Ottavia descend d’une lignée d’illustres cuisiniers de Rome et son sang, dans la digne filiation de son ascendance, bouillonne du désir de manipuler, elle aussi, fouet, râpe, couteaux et autres ustensiles, de se brûler à la flamme du piano et de se repaître de la joie de sustenter, avec « goût » et talent, les clients du restaurant paternel.
Sa mère aurait préféré pour sa fille aînée des études longues, idéalement littéraires pour la grande lectrice qu’elle est. Mais Ottavia, à seize ans, décide de rejoindre la brigade de son père et, comme le plus simple des commis, d’œuvrer à ses côtés, d’apprendre à la dure, sans compromis, les rudiments du métier. Aussi jeune soit-elle, elle chemine de concert avec Cassio, déterminé lui aussi à faire ses preuves auprès du maître. L’émulation est immédiate : professionnellement, Cassio et Ottavia sont en symbiose. Les sentiments amoureux prennent le relais, et l’amour et la passion de la cuisine unissent très rapidement les deux jeunes gens.
L’harmonie du couple est mise en péril lorsque le regard d’Ottavia croise celui de Clem lors d’une soirée : une fulgurance, qu’elle choisit d’ignorer. Mais la jeune femme est suffisamment déstabilisée pour que, les démons de Cassio l’éloignant d’elle, elle choisisse de s’éloigner à son tour et de tenter autre chose, autrement, différemment. Impossible d’en dire plus pour ne pas gâcher l’intrigue, mais retenons que toute la vie d’Ottavia est une question de détermination, qui questionne ses choix.
« Depuis que c’était arrivé, je n’avais jamais raconté cette histoire à personne, parce que je ne parvenais pas à lui trouver une cohérence permettant d’en dégager un récit. » (p.168)
En effet, mue par des convictions profondes et une intuition sans borne en sa capacité à ne pas faillir dans ses défis, Ottavia assume ses choix, sans tergiverser. Sauvage, indomptable, sinon par sa propre volonté. Néanmoins, la relecture que les spectres masculins du passé réactualisent tout au long de son parcours amoureux questionne ses décisions : et si elle avait fait les mauvais choix ? et si elle pouvait revenir en arrière, ferait-elle autrement ? différemment ?
« Et plus je pensais à ces vies différentes que j’aurais pu avoir, plus j’avais simplement envie d’être seule et de m’enrouler autour de ma cuisine comme un serpent resserrant ses anneaux. » (p.251)

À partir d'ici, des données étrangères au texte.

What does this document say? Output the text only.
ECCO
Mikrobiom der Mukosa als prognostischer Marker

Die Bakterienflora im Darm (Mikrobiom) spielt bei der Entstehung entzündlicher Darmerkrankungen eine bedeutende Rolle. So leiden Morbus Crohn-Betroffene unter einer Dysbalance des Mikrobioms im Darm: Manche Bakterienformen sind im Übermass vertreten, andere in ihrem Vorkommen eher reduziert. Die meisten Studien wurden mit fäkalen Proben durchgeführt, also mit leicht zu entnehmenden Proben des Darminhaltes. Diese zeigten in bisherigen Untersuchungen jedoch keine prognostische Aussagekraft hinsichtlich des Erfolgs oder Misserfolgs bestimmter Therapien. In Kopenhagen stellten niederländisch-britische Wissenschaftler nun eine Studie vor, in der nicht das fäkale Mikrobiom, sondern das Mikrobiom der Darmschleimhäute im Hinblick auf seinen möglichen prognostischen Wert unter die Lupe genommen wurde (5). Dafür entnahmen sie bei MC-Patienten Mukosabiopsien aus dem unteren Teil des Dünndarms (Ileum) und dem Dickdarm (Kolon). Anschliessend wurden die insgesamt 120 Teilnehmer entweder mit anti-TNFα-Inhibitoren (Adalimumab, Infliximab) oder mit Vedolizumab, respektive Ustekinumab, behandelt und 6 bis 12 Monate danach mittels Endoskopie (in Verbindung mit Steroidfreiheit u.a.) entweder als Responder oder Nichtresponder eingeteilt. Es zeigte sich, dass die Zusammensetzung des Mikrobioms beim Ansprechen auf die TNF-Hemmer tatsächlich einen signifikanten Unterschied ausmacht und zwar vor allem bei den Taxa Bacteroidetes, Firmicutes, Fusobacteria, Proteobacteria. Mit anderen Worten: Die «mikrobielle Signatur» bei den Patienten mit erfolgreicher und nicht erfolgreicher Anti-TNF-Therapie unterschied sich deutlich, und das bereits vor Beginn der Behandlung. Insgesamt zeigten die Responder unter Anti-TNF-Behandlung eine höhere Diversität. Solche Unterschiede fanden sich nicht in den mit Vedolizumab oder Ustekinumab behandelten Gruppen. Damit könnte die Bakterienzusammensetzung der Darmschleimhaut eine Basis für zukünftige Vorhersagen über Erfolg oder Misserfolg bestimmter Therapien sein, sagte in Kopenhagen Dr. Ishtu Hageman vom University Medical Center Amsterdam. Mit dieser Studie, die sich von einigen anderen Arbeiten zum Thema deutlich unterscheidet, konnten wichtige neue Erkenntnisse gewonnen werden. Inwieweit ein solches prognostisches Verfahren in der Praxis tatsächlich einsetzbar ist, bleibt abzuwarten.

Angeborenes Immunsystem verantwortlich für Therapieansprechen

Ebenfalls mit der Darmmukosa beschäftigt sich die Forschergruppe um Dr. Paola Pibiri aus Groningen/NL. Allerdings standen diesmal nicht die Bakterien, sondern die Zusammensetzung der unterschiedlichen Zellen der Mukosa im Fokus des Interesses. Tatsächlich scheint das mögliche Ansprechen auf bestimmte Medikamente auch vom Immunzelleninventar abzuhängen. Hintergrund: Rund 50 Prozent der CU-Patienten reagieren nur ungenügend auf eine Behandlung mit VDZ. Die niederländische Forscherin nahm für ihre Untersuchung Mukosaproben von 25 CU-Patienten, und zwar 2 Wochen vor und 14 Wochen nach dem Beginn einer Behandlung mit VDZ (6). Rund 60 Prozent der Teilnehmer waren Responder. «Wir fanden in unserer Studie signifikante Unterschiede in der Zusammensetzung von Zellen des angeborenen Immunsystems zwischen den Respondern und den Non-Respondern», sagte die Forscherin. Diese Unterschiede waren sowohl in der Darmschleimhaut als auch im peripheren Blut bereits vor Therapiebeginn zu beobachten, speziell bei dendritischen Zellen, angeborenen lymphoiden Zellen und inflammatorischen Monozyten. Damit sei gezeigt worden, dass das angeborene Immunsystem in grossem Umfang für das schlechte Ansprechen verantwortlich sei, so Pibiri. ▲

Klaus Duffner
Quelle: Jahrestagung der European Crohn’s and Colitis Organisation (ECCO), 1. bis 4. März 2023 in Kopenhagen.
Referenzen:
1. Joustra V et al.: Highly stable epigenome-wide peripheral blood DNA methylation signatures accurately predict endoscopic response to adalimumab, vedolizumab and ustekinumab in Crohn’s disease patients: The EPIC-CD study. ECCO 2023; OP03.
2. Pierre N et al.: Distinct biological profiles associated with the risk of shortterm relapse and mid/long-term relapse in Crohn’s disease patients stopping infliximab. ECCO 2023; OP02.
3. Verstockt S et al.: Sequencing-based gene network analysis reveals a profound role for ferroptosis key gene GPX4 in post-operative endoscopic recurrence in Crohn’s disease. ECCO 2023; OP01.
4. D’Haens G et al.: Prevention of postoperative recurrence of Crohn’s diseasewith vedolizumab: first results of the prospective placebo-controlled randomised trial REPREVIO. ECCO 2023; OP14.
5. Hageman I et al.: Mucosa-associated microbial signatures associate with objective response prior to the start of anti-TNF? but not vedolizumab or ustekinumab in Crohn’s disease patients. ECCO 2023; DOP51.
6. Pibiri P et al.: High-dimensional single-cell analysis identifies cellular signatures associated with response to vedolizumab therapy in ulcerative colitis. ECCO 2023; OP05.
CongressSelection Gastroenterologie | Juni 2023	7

Ottavia est-elle si libre de ses décisions qu’elle le pense, ou n’est-elle pas finalement déterminée, conditionnée par des paramètres insoupçonnés ? Au nom de la passion, peut-on tout expliquer et excuser ?
« Je ne voulais plus vivre dans son ombre. Je ne voulais plus être sa moitié. Quelque chose en moi se cabrait net devant une telle perspective de malheur. Je voulais faire la cuisine en paix. » (p.91)
Avec l’élégance pure de l’écriture qu’on lui connaît, Julia Kerninon livre de nouveau un très beau portrait de femme et sonde son parcours en tissant les fils de la filiation, de l’amour, de l’amitié, de la maternité autour de la passion de la cuisine. De quoi se nourrit une passion, qu’elle soit « thématique » ou amoureuse ? Est-elle le gage de la liberté ou d’une aliénation certaine ? Que sacrifie-t-on en son nom ?
« C’était moi-même, je crois, que je craignais d’avoir oubliée, ou remplacée – mais par quoi ? Par qui ? » (p.259)
Julia Kerninon explore les possibilités infinies que nous offre la vie et nous rappelle que dans cette quête incertaine certaines choses, ou personnes, peuvent être aussi désirables qu’insaisissables… Entre pérennité et fugacité : comment notre destinée jongle-t-elle et s’équilibre-t-elle avec les événements qui la composent ?
« C’était moi, ton destin. J’ai tout raté. » (p.194)
Sauvage, Julia KERNINON, éditions L’ICONOCLASTE, 2023, 300 pages, 20.90€.